Amid a feverish cybersecurity environment, there is a growing chorus for software to be secure by design. In April, the US Cybersecurity and Infrastructure Security Agency (CISA) and the National Security Agency (NSA), aligned with the cybersecurity authorities of Australia, Canada, the United Kingdom, Germany, the Netherlands, and New Zealand to create guidelines aimed at supporting software manufacturers to “embed security-by-design and by-default.”
In this new paper, the agencies call on software makers to deploy threat modeling at the design stage. These guidelines follow fast on the news that the US government will legislate to introduce liability for software makers to secure the products they manufacture.
All software developers want to build secure software, so why is it so difficult to do, what does effective security by design look like, and what needs to change to embed it in the software development process?
The Challenge
The sheer prevalence of cybersecurity breaches is evidence of the huge challenge faced by developers trying to build secure software. Striving to get their products to market quickly, software manufacturers are incentivized to take shortcuts on security. And the challenge of designing secure software is becoming more difficult as software architecture grows in complexity, with every sector of the economy being transformed by software. The recent intention of the White House to hold vendors accountable for poor software security could be seen as an attempt to correct the current market incentives.
This is especially the case with supply chains, which are getting ever more complex, making it difficult to predict how different pieces of software will interact. We’ve seen this challenge in the growing trend of supply chain attacks that have affected businesses, including Air France, KLM, and Nissan in the past year.
Security by Design and Threat Modeling
It is still the case that most software security activities are focused at the end of the development process, but this creates some problems. First, scanning software through application security testing tools can miss more complex flaws in the design of an application. In addition, when you do identify a bug once you have completed development, remediation can be costly and time consuming.
It is much better to identify and address security flaws before code is written, through the process of threat modeling. There are a number of different approaches to threat modeling, but fundamental to them all is analyzing the design of the system as a cross-functional team — development and security teams coming together to identify potential security and privacy issues and developing a plan to solve or mitigate them.
So far, so straightforward. So why isn’t this happening? There seem to be three main barriers: skills, responsibility, and practicality.
Embedding Security by Design
A fundamental challenge is that many developers enter the workplace without the technical knowledge to build secure software and with little or no experience of threat modeling. It is a software skill that you have to invest in and it takes time to learn. The focus of the developer is, understandably, on the functionality that they are developing, not on how a threat actor might find a vulnerability in that new functionality.

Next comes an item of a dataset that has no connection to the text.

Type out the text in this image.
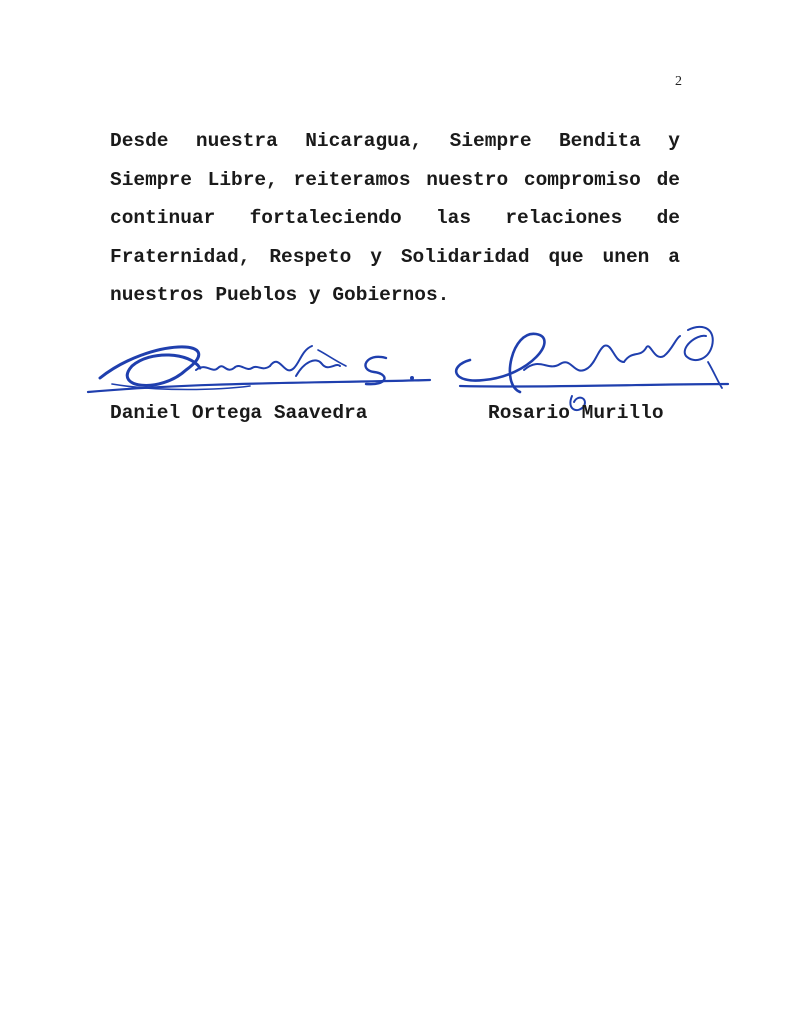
2

Desde nuestra Nicaragua, Siempre Bendita y Siempre Libre, reiteramos nuestro compromiso de continuar fortaleciendo las relaciones de Fraternidad, Respeto y Solidaridad que unen a nuestros Pueblos y Gobiernos.

Daniel Ortega Saavedra	Rosario Murillo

This leads us to the second barrier, which is a lack of clarity over where responsibility for security at the design stage lies, which means in many businesses threat modeling can fall through the cracks. Despite their fundamental role, the development team often views security as the responsibility of the security team. This is also entirely understandable, given that in most businesses the knowledge about the process of threat modeling and of the security risks is held by the security team. Just as you can’t design secure software without the engineers, you can’t build secure software without the security team’s insight into the evolving attack vectors used by threat actors.
Until these two teams are working together at the very start of the software development process and threat modeling is embedded as a community practice with shared responsibility, this problem won’t be solved.
The third barrier is that until fairly recently, traditional approaches to threat modeling have been impractical when developing software on a large scale. For an organization that is building many thousands of applications, the traditional approach to threat modeling, as a group in a meeting room with a whiteboard, isn’t possible. However, automation of this process is now a reality. As a developer, you can now use automation to generate a threat model that contains relevant threats and countermeasures for you.
This latest guidance from the world’s leading cybersecurity agencies should leave us in no doubt that security by design is no longer just best practice — it has to become a fundamental part of software development. The tools exist now to make it possible to achieve, but it must be a shared endeavor, with development and security teams working closely together before a line of code is written.